Monday 19 September 2011

Mendingan Buat Beli Beras

This is the story :)

Selepas Maghrib, kami berkumpul di ruang tengah. Ada Akung lagi duduk dengan bantal pijatnya, Uti sedang membereskan kuitansi pembayarantetek-bengek rumah, Azka lagi main, Tante Arie lagi wira-wiri ngeberesin keperluannya dinas ke Bogor, Rusyda yang juga sedang ngelihatin Azka main.

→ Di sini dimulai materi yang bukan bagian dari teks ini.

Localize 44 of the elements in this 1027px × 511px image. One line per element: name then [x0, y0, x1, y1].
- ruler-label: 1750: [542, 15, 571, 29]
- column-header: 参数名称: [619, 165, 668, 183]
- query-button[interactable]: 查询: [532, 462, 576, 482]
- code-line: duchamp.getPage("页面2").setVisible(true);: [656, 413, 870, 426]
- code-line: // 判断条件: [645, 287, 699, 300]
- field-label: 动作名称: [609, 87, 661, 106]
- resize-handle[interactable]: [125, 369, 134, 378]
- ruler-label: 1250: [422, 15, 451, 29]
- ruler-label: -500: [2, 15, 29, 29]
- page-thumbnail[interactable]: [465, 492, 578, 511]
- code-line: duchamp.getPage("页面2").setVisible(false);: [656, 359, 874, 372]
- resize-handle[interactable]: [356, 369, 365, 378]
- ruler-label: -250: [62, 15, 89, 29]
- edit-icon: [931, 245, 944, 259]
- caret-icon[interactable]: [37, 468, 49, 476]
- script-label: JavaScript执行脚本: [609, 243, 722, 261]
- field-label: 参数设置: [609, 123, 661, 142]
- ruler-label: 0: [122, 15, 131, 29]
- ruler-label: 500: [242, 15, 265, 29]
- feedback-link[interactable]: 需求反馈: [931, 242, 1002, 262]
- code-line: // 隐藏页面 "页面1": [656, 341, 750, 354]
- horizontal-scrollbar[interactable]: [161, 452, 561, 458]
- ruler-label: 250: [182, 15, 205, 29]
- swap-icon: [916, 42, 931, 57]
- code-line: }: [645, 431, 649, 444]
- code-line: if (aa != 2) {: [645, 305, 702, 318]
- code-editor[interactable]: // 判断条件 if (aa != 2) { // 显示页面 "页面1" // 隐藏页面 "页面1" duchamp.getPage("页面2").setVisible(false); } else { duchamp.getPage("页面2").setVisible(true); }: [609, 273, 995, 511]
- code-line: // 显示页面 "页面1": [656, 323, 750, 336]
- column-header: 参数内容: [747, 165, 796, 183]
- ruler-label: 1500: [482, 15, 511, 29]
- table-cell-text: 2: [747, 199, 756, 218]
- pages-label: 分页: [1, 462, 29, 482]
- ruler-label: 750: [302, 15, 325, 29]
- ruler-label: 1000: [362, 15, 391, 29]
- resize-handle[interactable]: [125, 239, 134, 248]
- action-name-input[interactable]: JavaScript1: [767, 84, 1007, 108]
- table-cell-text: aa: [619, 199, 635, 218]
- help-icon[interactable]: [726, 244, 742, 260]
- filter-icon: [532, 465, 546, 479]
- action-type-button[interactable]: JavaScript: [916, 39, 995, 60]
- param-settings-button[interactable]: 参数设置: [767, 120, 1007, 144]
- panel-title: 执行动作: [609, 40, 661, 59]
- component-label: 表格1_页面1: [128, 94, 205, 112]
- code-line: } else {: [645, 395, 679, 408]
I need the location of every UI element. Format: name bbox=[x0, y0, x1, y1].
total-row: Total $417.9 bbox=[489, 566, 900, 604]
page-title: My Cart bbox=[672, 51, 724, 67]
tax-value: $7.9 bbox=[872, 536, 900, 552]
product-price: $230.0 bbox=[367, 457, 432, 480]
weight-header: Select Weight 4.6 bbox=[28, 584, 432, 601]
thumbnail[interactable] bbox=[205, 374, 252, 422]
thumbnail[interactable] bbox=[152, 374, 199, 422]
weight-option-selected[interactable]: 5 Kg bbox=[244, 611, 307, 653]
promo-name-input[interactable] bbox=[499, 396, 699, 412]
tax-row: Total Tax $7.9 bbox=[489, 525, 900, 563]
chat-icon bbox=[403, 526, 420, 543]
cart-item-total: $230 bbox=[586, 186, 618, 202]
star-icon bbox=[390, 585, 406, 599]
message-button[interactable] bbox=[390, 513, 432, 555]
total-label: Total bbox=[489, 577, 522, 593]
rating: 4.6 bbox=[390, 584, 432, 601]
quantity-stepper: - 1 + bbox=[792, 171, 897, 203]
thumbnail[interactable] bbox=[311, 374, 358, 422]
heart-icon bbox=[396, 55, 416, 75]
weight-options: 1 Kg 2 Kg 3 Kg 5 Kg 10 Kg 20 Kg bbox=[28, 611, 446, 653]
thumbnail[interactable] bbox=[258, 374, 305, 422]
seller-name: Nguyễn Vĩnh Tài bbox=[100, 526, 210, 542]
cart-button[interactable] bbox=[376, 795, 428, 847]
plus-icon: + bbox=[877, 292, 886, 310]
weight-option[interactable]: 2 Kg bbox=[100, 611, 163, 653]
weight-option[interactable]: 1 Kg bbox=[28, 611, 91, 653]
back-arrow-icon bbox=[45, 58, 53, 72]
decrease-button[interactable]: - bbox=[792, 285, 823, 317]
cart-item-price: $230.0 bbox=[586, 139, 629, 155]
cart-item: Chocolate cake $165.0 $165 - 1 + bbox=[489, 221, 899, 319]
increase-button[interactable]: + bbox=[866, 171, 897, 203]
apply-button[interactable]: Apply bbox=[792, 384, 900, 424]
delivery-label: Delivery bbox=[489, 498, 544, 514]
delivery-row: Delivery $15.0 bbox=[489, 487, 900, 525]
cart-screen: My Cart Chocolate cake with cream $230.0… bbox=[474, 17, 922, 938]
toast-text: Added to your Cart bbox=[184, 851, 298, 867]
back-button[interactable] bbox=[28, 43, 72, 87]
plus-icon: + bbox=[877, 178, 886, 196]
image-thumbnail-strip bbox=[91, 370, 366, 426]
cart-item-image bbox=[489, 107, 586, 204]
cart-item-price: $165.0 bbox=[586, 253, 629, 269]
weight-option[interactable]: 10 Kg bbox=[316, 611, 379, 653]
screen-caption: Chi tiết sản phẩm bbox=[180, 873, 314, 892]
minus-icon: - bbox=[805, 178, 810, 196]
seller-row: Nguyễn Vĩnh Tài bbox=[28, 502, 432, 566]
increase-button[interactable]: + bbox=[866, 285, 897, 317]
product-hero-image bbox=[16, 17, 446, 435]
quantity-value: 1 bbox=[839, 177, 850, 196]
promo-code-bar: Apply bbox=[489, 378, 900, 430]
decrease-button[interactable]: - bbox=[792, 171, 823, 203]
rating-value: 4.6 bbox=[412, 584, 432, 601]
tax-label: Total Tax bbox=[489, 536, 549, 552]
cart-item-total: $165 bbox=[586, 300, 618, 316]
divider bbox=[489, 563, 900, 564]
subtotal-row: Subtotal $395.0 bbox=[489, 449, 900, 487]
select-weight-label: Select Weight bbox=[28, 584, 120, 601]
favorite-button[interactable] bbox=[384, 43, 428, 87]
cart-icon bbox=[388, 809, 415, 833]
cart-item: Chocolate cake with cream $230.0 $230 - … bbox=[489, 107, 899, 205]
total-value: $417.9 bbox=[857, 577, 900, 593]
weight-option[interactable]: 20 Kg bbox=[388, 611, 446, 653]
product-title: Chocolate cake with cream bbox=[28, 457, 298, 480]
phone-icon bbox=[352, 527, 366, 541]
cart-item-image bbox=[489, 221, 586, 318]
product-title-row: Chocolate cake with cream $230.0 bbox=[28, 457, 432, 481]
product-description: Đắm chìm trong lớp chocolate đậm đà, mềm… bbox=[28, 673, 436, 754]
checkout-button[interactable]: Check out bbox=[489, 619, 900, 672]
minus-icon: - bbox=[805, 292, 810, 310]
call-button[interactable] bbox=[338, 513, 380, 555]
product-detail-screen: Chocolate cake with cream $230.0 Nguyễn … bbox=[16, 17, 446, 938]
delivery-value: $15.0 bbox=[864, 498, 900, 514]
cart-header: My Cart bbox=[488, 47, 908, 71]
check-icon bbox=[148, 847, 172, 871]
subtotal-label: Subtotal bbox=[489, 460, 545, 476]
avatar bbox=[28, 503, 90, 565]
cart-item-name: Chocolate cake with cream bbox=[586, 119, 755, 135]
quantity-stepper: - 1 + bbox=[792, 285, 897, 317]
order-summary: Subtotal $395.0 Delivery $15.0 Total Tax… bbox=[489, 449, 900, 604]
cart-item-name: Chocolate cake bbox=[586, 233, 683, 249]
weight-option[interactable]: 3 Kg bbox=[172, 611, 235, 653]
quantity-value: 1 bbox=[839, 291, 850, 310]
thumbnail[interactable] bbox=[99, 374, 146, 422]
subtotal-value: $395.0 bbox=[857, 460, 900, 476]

Bunda di dekat Azka, duduk lesehan bersandar ke tembok sambil membaca buku barunya Tante Arie : Sahabat ... Salam Indonesia Bunga Rampai SMS Dr. Darwin Zahedy Saleh (2008 - 2011).

Bunda : De, bukunya gue baca duluan deh. Gue lagi ga ada bacaan nih, buat baca di motordaripada gue ngantuk.

Tante Arie : No respon

Akung : Itu loh... Prabowo nulis buku, terus terbit lagi bukunya Wiranto, terus ada lagi ga balasannya?
(Note : Akung emang kelihatan suka denan buku-buku yang beraroma politik / sejarah yang seperti ini).

Bunda : Yah Pak... Buku kaya begitu mah pusing doang, mendingan beli novel Pak. Novel klasik Jane Austen masih lebih bagus.

Uti (nyeletuk dengan asiknya) : Mendingan juga beli beras. Tuh beras abis tuh.

Bunda : Ha..ha.. Berarti profit aku jualan lulur buat beli beras dunk Bu.

Ya ampyuuunnn... emang common banget sih tipe ibu-ibu kaya Uti ini. Lebih prioritas dapur ngepul. Eh,  bukannya Bunda ga mentingin dapur ngepul lho... Tapi maksudnya, harusnya dapur dan 'bacaan' bisa in line derajatnya. Keduanya sama penting.Kalau Uti sih, dapur dan fashion yang inline. Tipe orang emang beda-beda ya :)

Merefleksi reaksi Uti yang kaya tadi, Bunda jadi ga heran kalau minat bangsa ini terhadap bacaan atau buku belumlah setinggi bangsa lain yang maju, apalagi sesuai dengan standar tuntunan islam.Dalam islam, membaca, dalam konteks membaca aksara atau mengamati alam, menjadi wahuy pertama surat Al Quran. membaca, seperti dua sisi mata uang dengan menulis. Dan di Al Quran pun Al 'Alaq mempunyai tandem, yaitu surat Al Qalam.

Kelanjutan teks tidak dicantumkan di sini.